Kasus Penganiayaan Berujung Kematian di Langowan

KRIMINALITAS

MINAHASA, publikreport.com – Tim Reserse Mobile (Resmob) Kepolisian Resort (Polres) Minahasa yang dipimpin Ajun Inspektur Dua (Ipda) Ronny Wentuk, berhasil menangkap lelaki berinisial T alias Toro (16), tersangka pelaku penganiayaan yang mengakibatkan kematian, Alfa Abdul (19), warga Jaga I, Desa Walantakan, Kecamatan Langowan Utara. Penganiayan diduga dilakukan Toro dengan senjata tajam (sajam) jenis tombak. Peristiwa ini terjadi Minggu 05 April 2020, sekitar jam 02.30 WITA dini hari di Jaga III, Desa Amongena, Kecamatan Langowan Timur.

Tak lebih dari tiga jam, tersangka berhasil diamankan Tim Resmob Minahasa. Saat ini tersangka telah diamankan di Mapolres untuk mengantisipasi adanya aksi saling balas dendam,” kata Kepala Sub Bagian (Kasubbag) Hubungan Masyarakat (Humas) Kepolisian Resort (Polres) Minahasa, Ajun Komisaris Polisi (AKP) Ferdy Pelengkahu

Selain Alfa, Toro juga diduga melakukan penganiayan terhadap Steven Tumangkeng alias Penjo (24), warga Desa Walantakan dengan menggunakan sajam jenis pisau badik. Sementara Exel Pandeiroth alias Acong yang juga merupakan teman Alfa, berhasil melarikan diri.

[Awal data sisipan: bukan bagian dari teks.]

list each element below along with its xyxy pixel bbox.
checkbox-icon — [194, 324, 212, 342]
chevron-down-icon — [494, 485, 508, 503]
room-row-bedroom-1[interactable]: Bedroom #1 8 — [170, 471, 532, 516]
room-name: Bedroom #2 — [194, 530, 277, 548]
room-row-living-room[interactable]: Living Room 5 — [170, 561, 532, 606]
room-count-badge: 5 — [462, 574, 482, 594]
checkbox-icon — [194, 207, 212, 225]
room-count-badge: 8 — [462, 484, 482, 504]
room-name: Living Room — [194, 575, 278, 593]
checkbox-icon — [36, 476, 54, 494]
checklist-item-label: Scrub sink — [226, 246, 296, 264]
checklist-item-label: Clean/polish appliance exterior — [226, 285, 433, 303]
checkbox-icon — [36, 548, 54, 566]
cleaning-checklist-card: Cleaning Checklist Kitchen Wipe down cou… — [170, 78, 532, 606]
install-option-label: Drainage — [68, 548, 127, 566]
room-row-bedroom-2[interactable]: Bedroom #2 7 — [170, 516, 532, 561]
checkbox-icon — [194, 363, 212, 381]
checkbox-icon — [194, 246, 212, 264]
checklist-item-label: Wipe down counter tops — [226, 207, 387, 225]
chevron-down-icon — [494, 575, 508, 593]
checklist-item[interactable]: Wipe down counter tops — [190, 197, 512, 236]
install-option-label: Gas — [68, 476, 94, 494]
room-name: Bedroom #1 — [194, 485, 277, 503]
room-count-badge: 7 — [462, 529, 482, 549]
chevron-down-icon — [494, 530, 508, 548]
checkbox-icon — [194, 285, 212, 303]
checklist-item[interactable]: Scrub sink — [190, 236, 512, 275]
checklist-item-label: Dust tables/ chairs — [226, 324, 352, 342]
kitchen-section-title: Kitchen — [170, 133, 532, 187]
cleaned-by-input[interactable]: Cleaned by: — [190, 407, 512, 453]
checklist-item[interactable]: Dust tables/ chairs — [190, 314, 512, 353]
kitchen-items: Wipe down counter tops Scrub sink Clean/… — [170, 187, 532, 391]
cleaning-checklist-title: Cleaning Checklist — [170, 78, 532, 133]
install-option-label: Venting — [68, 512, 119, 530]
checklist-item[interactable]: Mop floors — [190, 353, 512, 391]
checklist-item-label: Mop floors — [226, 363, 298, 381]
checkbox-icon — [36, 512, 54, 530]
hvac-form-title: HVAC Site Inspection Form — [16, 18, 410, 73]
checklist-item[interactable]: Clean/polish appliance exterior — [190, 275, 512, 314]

Peristiwa, menurut AKP Ferdy Pelengkahu berawal saat para korban yang disinyalir sudah menenggak miras (minuman keras) dan membawa sajam ke Desa Amongena III. Di kompleks KPR, mereka dicegat tersangka yang saat itu membawa tombak.

“Motif tersangka melakukan tindak pidana penganiayaan diduga akibat pengaruh telah mengkomsumsi miras, dan karena para korban masuk dengan mengunakan barang tajam. Sehingga terjadi penganiayaan yang mengakibatkan salah satu korban meninggal dunia,” jelas Ferdy.

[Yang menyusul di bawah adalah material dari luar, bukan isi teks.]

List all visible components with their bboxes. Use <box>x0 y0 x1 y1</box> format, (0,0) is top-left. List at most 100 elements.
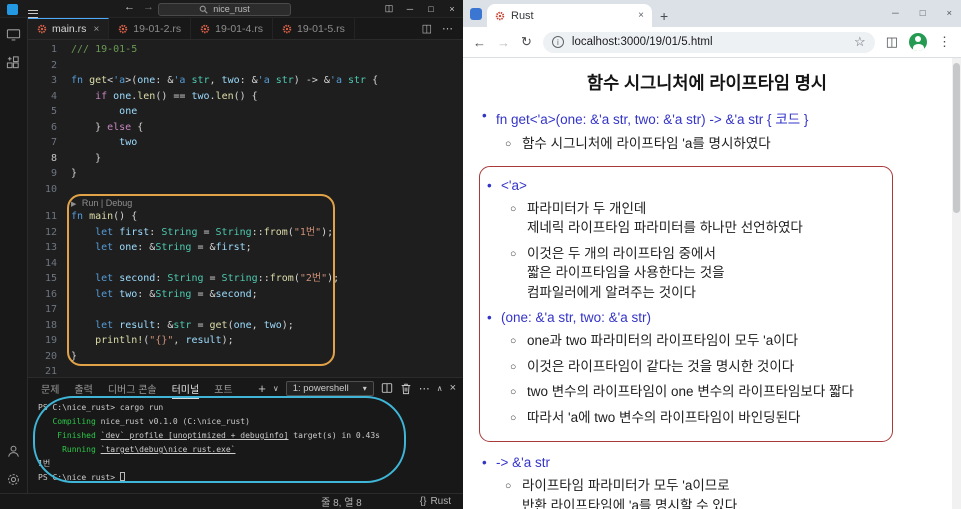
browser-logo-icon[interactable] <box>470 8 482 20</box>
avatar-body <box>913 44 924 51</box>
maximize-icon[interactable]: □ <box>426 4 436 14</box>
panel-tab[interactable]: 출력 <box>74 378 92 399</box>
line-number: 11 <box>28 209 71 225</box>
terminal[interactable]: PS C:\nice_rust> cargo run Compiling nic… <box>28 398 463 493</box>
browser-menu-icon[interactable]: ⋮ <box>938 34 951 50</box>
maximize-icon[interactable]: □ <box>920 8 926 19</box>
window-controls: ◫ ─ □ × <box>384 0 457 17</box>
command-center-search[interactable]: nice_rust <box>158 3 291 16</box>
outline-subitem: 이것은 두 개의 라이프타임 중에서짧은 라이프타임을 사용한다는 것을컴파일러… <box>510 244 882 303</box>
back-icon[interactable]: ← <box>473 35 486 50</box>
code-line[interactable]: 2 <box>28 58 463 74</box>
editor-tab[interactable]: 19-01-5.rs <box>273 18 355 39</box>
vscode-window: ← → nice_rust ◫ ─ □ × <box>0 0 463 509</box>
cursor-position[interactable]: 줄 8, 열 8 <box>321 494 362 509</box>
window-controls: ─ □ × <box>892 0 952 27</box>
panel-tab[interactable]: 포트 <box>214 378 232 399</box>
editor-more-icon[interactable]: ⋯ <box>442 22 453 35</box>
close-icon[interactable]: × <box>946 8 952 19</box>
panel-more-icon[interactable]: ⋯ <box>419 382 430 395</box>
panel-close-icon[interactable]: × <box>450 382 456 394</box>
code-line[interactable]: 7 two <box>28 135 463 151</box>
code-line[interactable]: 1/// 19-01-5 <box>28 42 463 58</box>
bottom-panel: 문제 출력 디버그 콘솔 터미널 포트 + ∨ 1: powershell ▾ <box>28 377 463 493</box>
code-line[interactable]: 6 } else { <box>28 120 463 136</box>
split-editor-icon[interactable]: ◫ <box>422 22 432 35</box>
browser-tab[interactable]: Rust × <box>487 4 652 27</box>
code-line[interactable]: 4 if one.len() == two.len() { <box>28 89 463 105</box>
editor-tab[interactable]: main.rs× <box>28 18 109 39</box>
close-icon[interactable]: × <box>447 4 457 14</box>
forward-icon[interactable]: → <box>497 35 510 50</box>
minimize-icon[interactable]: ─ <box>892 8 899 19</box>
code-line[interactable]: 3fn get<'a>(one: &'a str, two: &'a str) … <box>28 73 463 89</box>
account-icon[interactable] <box>6 444 21 459</box>
settings-gear-icon[interactable] <box>6 472 21 487</box>
codelens: ▶ Run | Debug <box>28 197 463 209</box>
url-text: localhost:3000/19/01/5.html <box>572 36 713 48</box>
panel-tab[interactable]: 문제 <box>41 378 59 399</box>
close-icon[interactable]: × <box>638 10 644 21</box>
code-editor[interactable]: 1/// 19-01-523fn get<'a>(one: &'a str, t… <box>28 40 463 377</box>
code-line[interactable]: 16 let two: &String = &second; <box>28 287 463 303</box>
panel-maximize-icon[interactable]: ∧ <box>437 384 443 393</box>
code-line[interactable]: 21 <box>28 364 463 377</box>
address-bar[interactable]: i localhost:3000/19/01/5.html ☆ <box>543 32 875 53</box>
line-number: 3 <box>28 73 71 89</box>
trash-icon[interactable] <box>400 382 412 395</box>
split-screen-icon[interactable]: ◫ <box>886 34 898 50</box>
terminal-picker-label: 1: powershell <box>293 383 349 394</box>
layout-toggle-icon[interactable]: ◫ <box>384 3 394 14</box>
codelens-run[interactable]: Run <box>82 198 99 208</box>
editor-tab[interactable]: 19-01-4.rs <box>191 18 273 39</box>
code-line[interactable]: 10 <box>28 182 463 198</box>
terminal-line: PS C:\nice_rust> cargo run <box>38 401 463 415</box>
tab-label: 19-01-4.rs <box>215 23 263 35</box>
browser-window: Rust × + ─ □ × ← → ↻ i localhost:3000/19… <box>463 0 961 509</box>
site-info-icon[interactable]: i <box>552 36 564 48</box>
codelens-debug[interactable]: Debug <box>106 198 133 208</box>
panel-tab[interactable]: 디버그 콘솔 <box>108 378 157 399</box>
scrollbar[interactable] <box>952 58 961 509</box>
line-number: 4 <box>28 89 71 105</box>
panel-actions: + ∨ 1: powershell ▾ <box>258 381 463 396</box>
code-line[interactable]: 17 <box>28 302 463 318</box>
play-icon[interactable]: ▶ <box>71 201 76 208</box>
language-mode[interactable]: Rust <box>430 496 451 507</box>
minimize-icon[interactable]: ─ <box>405 4 415 14</box>
vscode-titlebar: ← → nice_rust ◫ ─ □ × <box>0 0 463 18</box>
profile-avatar[interactable] <box>909 33 927 51</box>
code-line[interactable]: 12 let first: String = String::from("1번"… <box>28 225 463 241</box>
code-line[interactable]: 20} <box>28 349 463 365</box>
close-icon[interactable]: × <box>93 24 99 35</box>
code-line[interactable]: 15 let second: String = String::from("2번… <box>28 271 463 287</box>
menu-icon[interactable] <box>28 5 38 23</box>
remote-explorer-icon[interactable] <box>6 27 21 42</box>
code-line[interactable]: 18 let result: &str = get(one, two); <box>28 318 463 334</box>
vscode-logo <box>7 4 18 15</box>
new-tab-button[interactable]: + <box>660 8 668 24</box>
editor-tab[interactable]: 19-01-2.rs <box>109 18 191 39</box>
terminal-line: PS C:\nice_rust> <box>38 471 463 485</box>
outline-subitem: two 변수의 라이프타임이 one 변수의 라이프타임보다 짧다 <box>510 382 882 402</box>
split-terminal-icon[interactable] <box>381 382 393 394</box>
panel-tab[interactable]: 터미널 <box>172 378 200 399</box>
bookmark-star-icon[interactable]: ☆ <box>854 34 866 50</box>
code-line[interactable]: 9} <box>28 166 463 182</box>
code-line[interactable]: 8 } <box>28 151 463 167</box>
code-line[interactable]: 13 let one: &String = &first; <box>28 240 463 256</box>
outline-subitem: 라이프타임 파라미터가 모두 'a이므로반환 라이프타임에 'a를 명시할 수 … <box>505 476 935 509</box>
reload-icon[interactable]: ↻ <box>521 34 532 50</box>
new-terminal-icon[interactable]: + <box>258 381 266 396</box>
terminal-picker[interactable]: 1: powershell ▾ <box>286 381 374 396</box>
scrollbar-thumb[interactable] <box>953 63 960 213</box>
extensions-icon[interactable] <box>6 55 21 70</box>
history-forward-icon[interactable]: → <box>143 1 154 13</box>
chevron-down-icon[interactable]: ∨ <box>273 384 279 393</box>
code-line[interactable]: 14 <box>28 256 463 272</box>
code-line[interactable]: 5 one <box>28 104 463 120</box>
line-number: 5 <box>28 104 71 120</box>
code-line[interactable]: 19 println!("{}", result); <box>28 333 463 349</box>
history-back-icon[interactable]: ← <box>124 1 135 13</box>
code-line[interactable]: 11fn main() { <box>28 209 463 225</box>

Untuk mengantisipasi terjadinya aksi balas dendam, Ferdy mengatakan, polisi telah melakukan pengamanan di dua desa.

“Mengantisipasi terjadinya perkelahian antar kelompok, kepolisian telah mengambil tindakan pencehan dengan melakukan pengamanan di desa pelaku dan korban,” ujarnya.

Dari hasil pemeriksaan dokter rumah sakit, Ferdy mengatakan, korban meninggal akibat pendarahan yang berlebihan. Sementara pihak keluarga menolak untuk diotopsi.